Das Überrumpelungsmanöver, mit dem Bundeskanzler Werner Faymann die SPÖ mit der Regierungsumbildung und dem Wechsel von Infrastrukturministerin Doris Bures in das Nationalratspräsidium vor vollendete Tatsachen stellt, wird in den roten Landesorganisationen offenbar zähneknirschend hingenommen. Alles eine Frage des Parteigehorsams. Und des Kalküls, dass ein Aufstand letztlich den eigenen Regierungschef ramponieren würde.
In diesen Tagen wird von SPÖ-Politikern speziell die Zustimmung für die Übersiedlung von Bures an die Spitze des Hohen Hauses gern damit begründet, dass dies ganz im Sinn der verstorbenen Nationalratspräsidentin, Barbara Prammer, wäre. Das mag in dem Punkt stimmen, dass es ein nachträglicher Affront der SPÖ gegenüber der Verstorbenen wäre, wenn keine Frau für die Nachfolge zum Zug käme. Es spricht allerdings nicht für die Personalreserven des roten Parlamentsklubs, dass dafür jetzt eigens eine Nachfolgerin von der Regierungsbank geholt wird oder werden muss.
Prammer hinterlässt ihrer Nachfolgerin nach deren Wahl am 2. September vor allem wichtige Weichenstellungen zur Stärkung der Kontrolle durch das Parlament in Form des Ausbaus der Minderheitenrechte bei der Einsetzung von Untersuchungsausschüssen. Der Nationalrat soll eben nicht bloß die verlängerte Werkbank der Regierung sein. Eine Funktion, die Abgeordnete mit Blick auf die Vergabe der Listenplätze bei der nächsten Wahl ohnehin viel zu oft brav erfüllt haben.

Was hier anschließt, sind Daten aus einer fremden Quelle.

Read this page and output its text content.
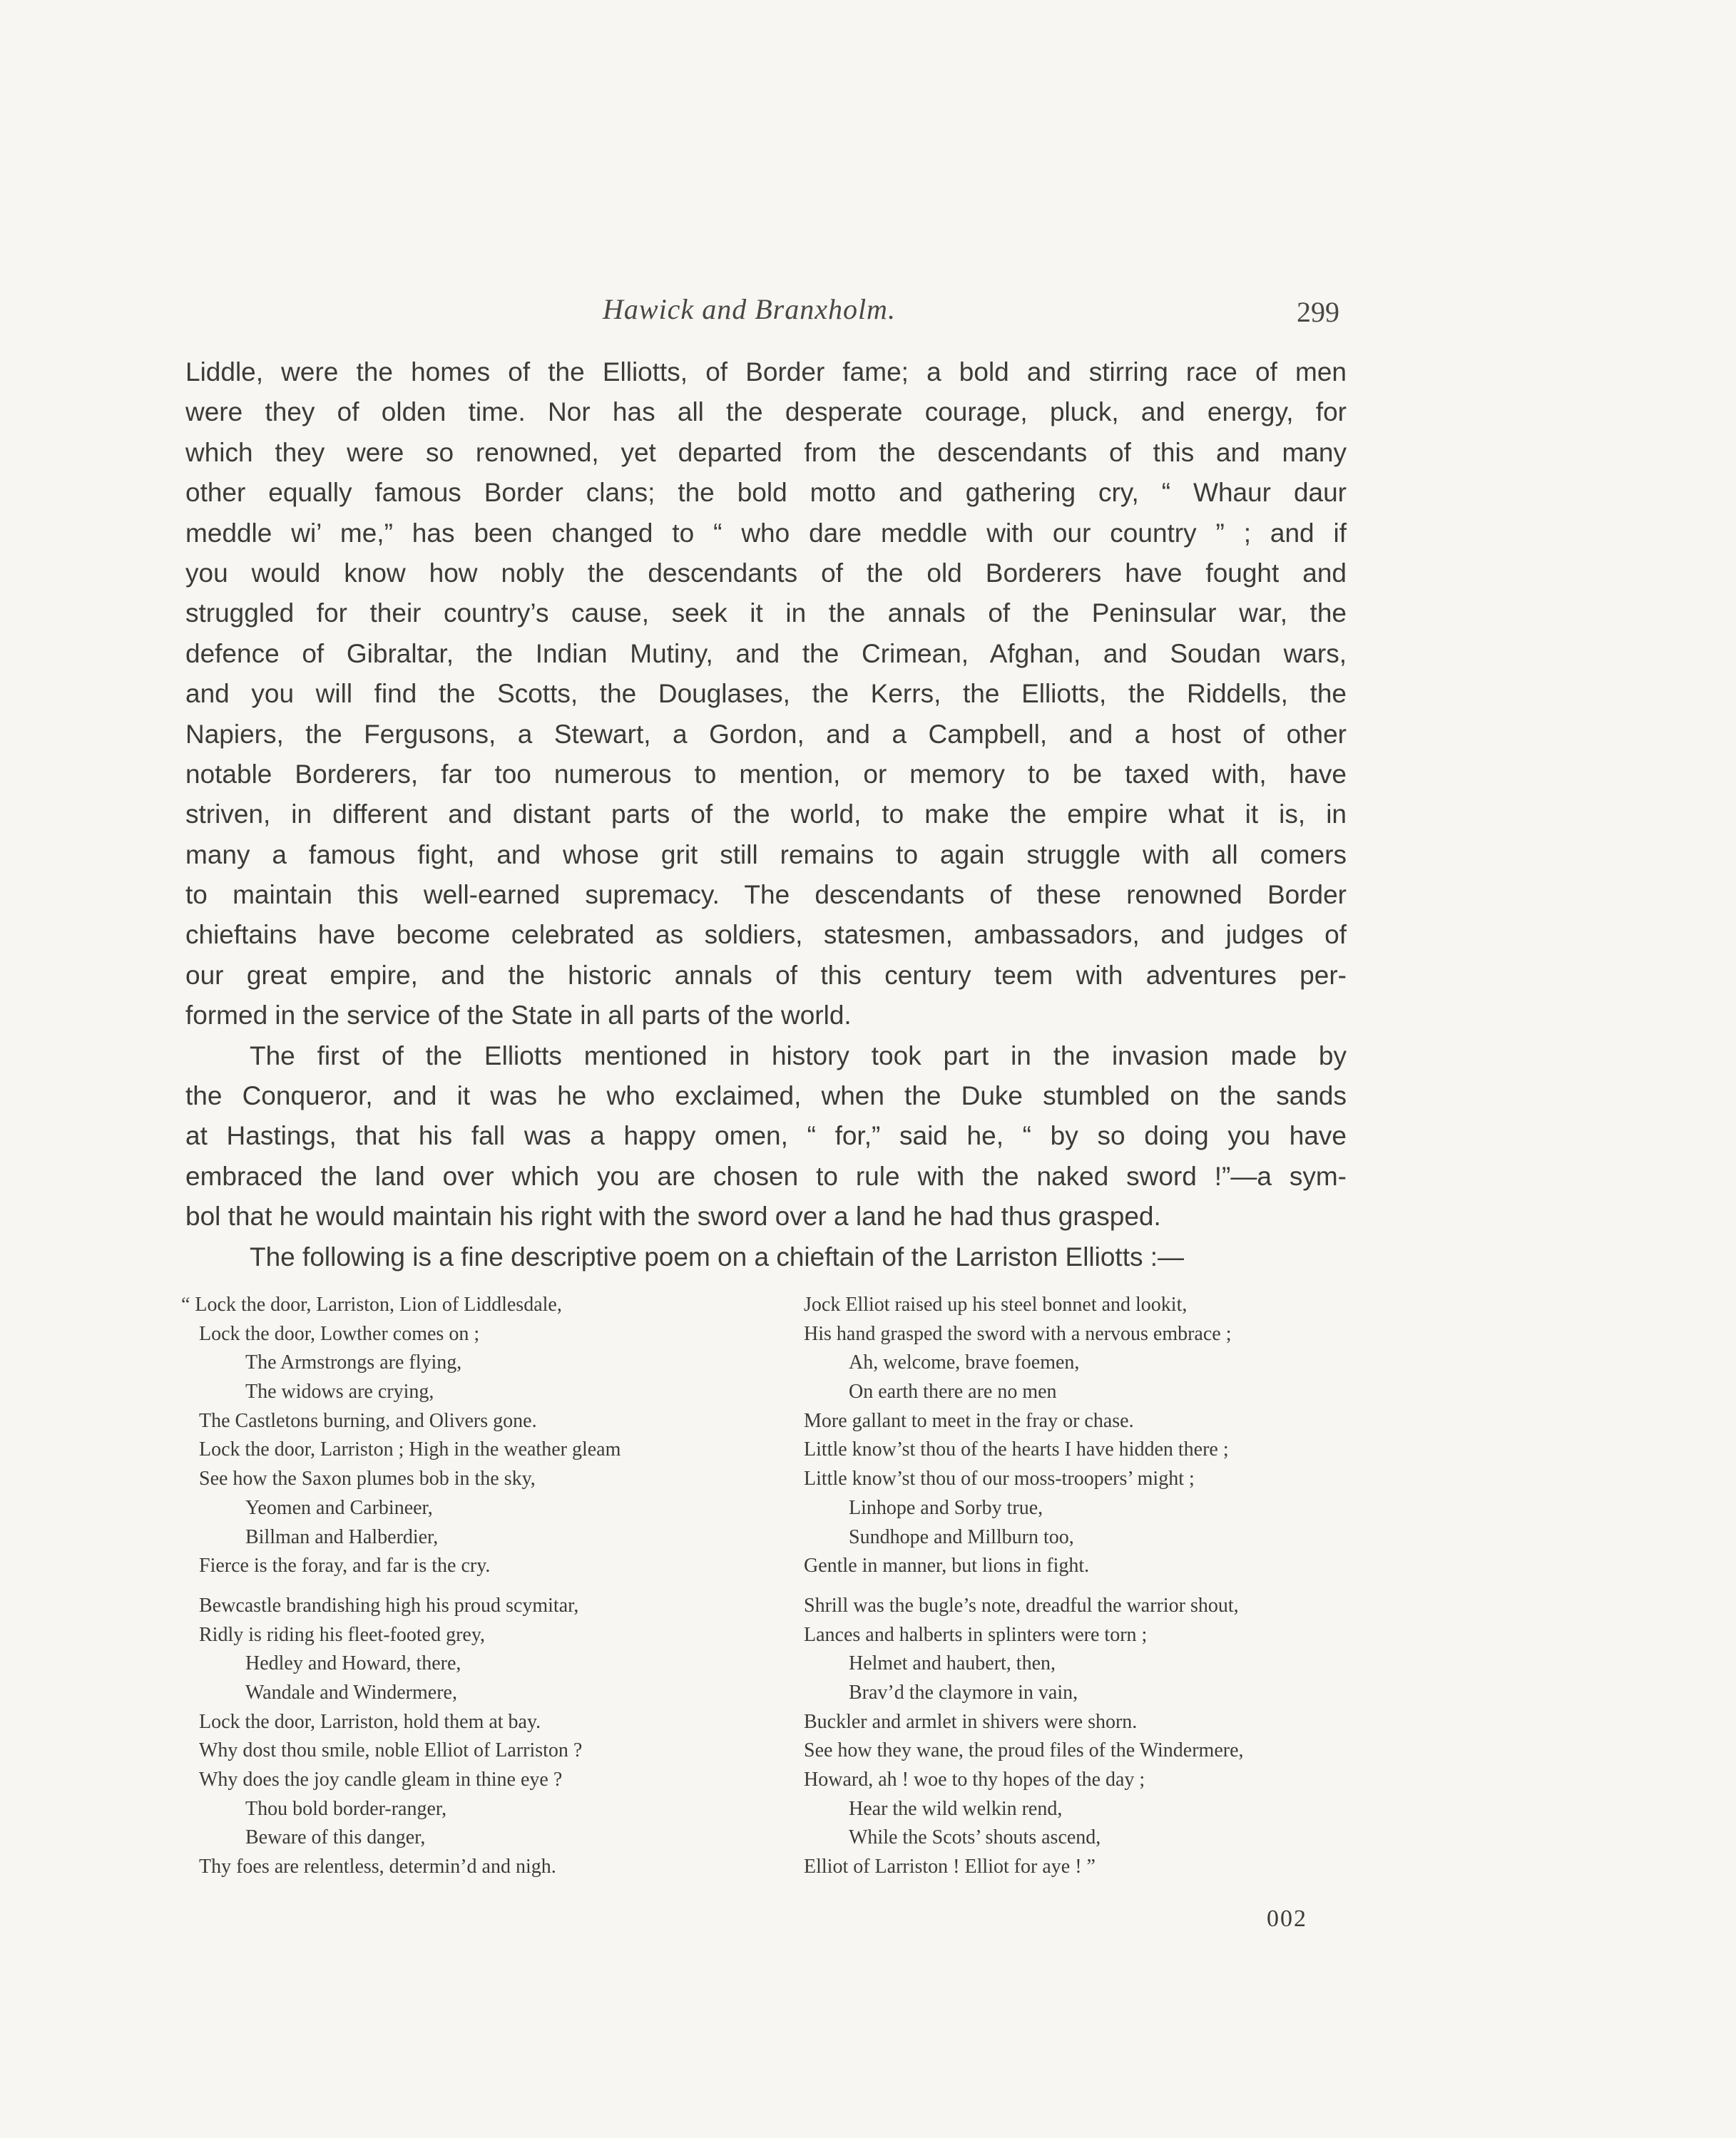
Hawick and Branxholm.	299
Liddle, were the homes of the Elliotts, of Border fame; a bold and stirring race of men
were they of olden time. Nor has all the desperate courage, pluck, and energy, for
which they were so renowned, yet departed from the descendants of this and many
other equally famous Border clans; the bold motto and gathering cry, “ Whaur daur
meddle wi’ me,” has been changed to “ who dare meddle with our country ” ; and if
you would know how nobly the descendants of the old Borderers have fought and
struggled for their country’s cause, seek it in the annals of the Peninsular war, the
defence of Gibraltar, the Indian Mutiny, and the Crimean, Afghan, and Soudan wars,
and you will find the Scotts, the Douglases, the Kerrs, the Elliotts, the Riddells, the
Napiers, the Fergusons, a Stewart, a Gordon, and a Campbell, and a host of other
notable Borderers, far too numerous to mention, or memory to be taxed with, have
striven, in different and distant parts of the world, to make the empire what it is, in
many a famous fight, and whose grit still remains to again struggle with all comers
to maintain this well-earned supremacy. The descendants of these renowned Border
chieftains have become celebrated as soldiers, statesmen, ambassadors, and judges of
our great empire, and the historic annals of this century teem with adventures per-
formed in the service of the State in all parts of the world.
The first of the Elliotts mentioned in history took part in the invasion made by
the Conqueror, and it was he who exclaimed, when the Duke stumbled on the sands
at Hastings, that his fall was a happy omen, “ for,” said he, “ by so doing you have
embraced the land over which you are chosen to rule with the naked sword !”—a sym-
bol that he would maintain his right with the sword over a land he had thus grasped.
The following is a fine descriptive poem on a chieftain of the Larriston Elliotts :—
“ Lock the door, Larriston, Lion of Liddlesdale,
Lock the door, Lowther comes on ;
The Armstrongs are flying,
The widows are crying,
The Castletons burning, and Olivers gone.
Lock the door, Larriston ; High in the weather gleam
See how the Saxon plumes bob in the sky,
Yeomen and Carbineer,
Billman and Halberdier,
Fierce is the foray, and far is the cry.
Bewcastle brandishing high his proud scymitar,
Ridly is riding his fleet-footed grey,
Hedley and Howard, there,
Wandale and Windermere,
Lock the door, Larriston, hold them at bay.
Why dost thou smile, noble Elliot of Larriston ?
Why does the joy candle gleam in thine eye ?
Thou bold border-ranger,
Beware of this danger,
Thy foes are relentless, determin’d and nigh.
Jock Elliot raised up his steel bonnet and lookit,
His hand grasped the sword with a nervous embrace ;
Ah, welcome, brave foemen,
On earth there are no men
More gallant to meet in the fray or chase.
Little know’st thou of the hearts I have hidden there ;
Little know’st thou of our moss-troopers’ might ;
Linhope and Sorby true,
Sundhope and Millburn too,
Gentle in manner, but lions in fight.
Shrill was the bugle’s note, dreadful the warrior shout,
Lances and halberts in splinters were torn ;
Helmet and haubert, then,
Brav’d the claymore in vain,
Buckler and armlet in shivers were shorn.
See how they wane, the proud files of the Windermere,
Howard, ah ! woe to thy hopes of the day ;
Hear the wild welkin rend,
While the Scots’ shouts ascend,
Elliot of Larriston ! Elliot for aye ! ”
002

Da kommt auf Bures allerdings eine radikale Umstellung zu. Denn in ihrer schon recht langen politischen Karriere war für sie stets die Loyalität zur SPÖ und zu Regierungschef Faymann zwecks Machterhalt Richtschnur. Jetzt im Hohen Haus das Rad der Zeit wieder zurückzudrehen und an der Spitze des Nationalratspräsidiums brav die rote Parteisoldatin zu geben entspricht ganz sicher nicht dem Verständnis, das die Österreicher von diesem Amt haben. Und es wäre auch nicht im Sinn Prammers.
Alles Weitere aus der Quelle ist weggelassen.